池の中に建つ武豊町立図書館

 青空とのコントラストがまぶしい白亜の列柱が池の水面にその姿を映し出す。池の中に建つ武豊(たけとよ)町立図書館(愛知県)は、付近一帯の雨水などを一時的にためて洪水を防ぐ洪水調整池「アサリ池」の機能を維持するため池を埋め立てずに建設し、1986(昭和61)年に開館した。

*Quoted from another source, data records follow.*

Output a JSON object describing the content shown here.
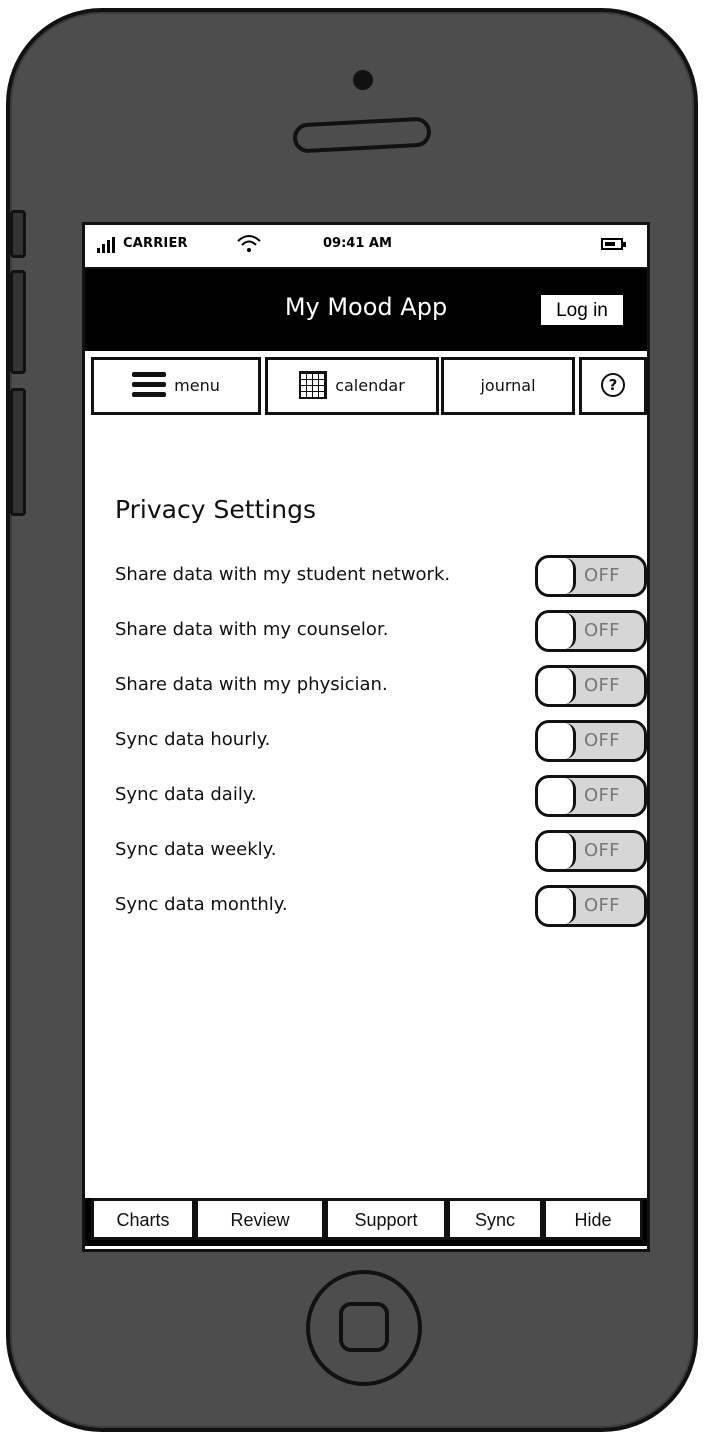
{
  "status_bar": {
    "carrier": "CARRIER",
    "time": "09:41 AM",
    "signal_icon": "signal-icon",
    "wifi_icon": "wifi-icon",
    "battery_icon": "battery-icon"
  },
  "header": {
    "title": "My Mood App",
    "login_label": "Log in"
  },
  "tabs": {
    "items": [
      {
        "label": "menu",
        "icon": "hamburger-menu-icon"
      },
      {
        "label": "calendar",
        "icon": "calendar-icon"
      },
      {
        "label": "journal"
      },
      {
        "label": "?",
        "icon": "help-icon"
      }
    ]
  },
  "privacy": {
    "title": "Privacy Settings",
    "items": [
      {
        "label": "Share data with my student network.",
        "state": "OFF"
      },
      {
        "label": "Share data with my counselor.",
        "state": "OFF"
      },
      {
        "label": "Share data with my physician.",
        "state": "OFF"
      },
      {
        "label": "Sync data hourly.",
        "state": "OFF"
      },
      {
        "label": "Sync data daily.",
        "state": "OFF"
      },
      {
        "label": "Sync data weekly.",
        "state": "OFF"
      },
      {
        "label": "Sync data monthly.",
        "state": "OFF"
      }
    ]
  },
  "bottom_tabs": {
    "items": [
      {
        "label": "Charts"
      },
      {
        "label": "Review"
      },
      {
        "label": "Support"
      },
      {
        "label": "Sync"
      },
      {
        "label": "Hide"
      }
    ]
  },
  "colors": {
    "phone_body": "#4d4d4d",
    "header_background": "#000000",
    "toggle_off_background": "#d6d6d6",
    "toggle_off_text": "#777777"
  }
}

 鉄筋コンクリート造りの2階建てで、円柱が連続する姿はギリシャの神殿をイメージさせる。池に面する外周には「おはなし会」などのイベント時に年に数回開放するテラスがあり、その床にはタイルで波紋が表現されている。

タイルで波紋を表現するテラスの床

 玄関を入ると、高さ約8㍍の吹き抜け空間の受付が広がり、ゆったりとした時が流れる。受付の後方一面には陶壁があり、海運と陸運で栄えてきた同町をイメージする船と汽車が描かれている。また、児童図書室の壁や柱には色ごとに凹凸を付けた虹などの絵が描かれ、明るい室内を演出している。

 館内では本に関する展示やイベント、コンサートなどを開催し、町民の憩いの場として活用されている。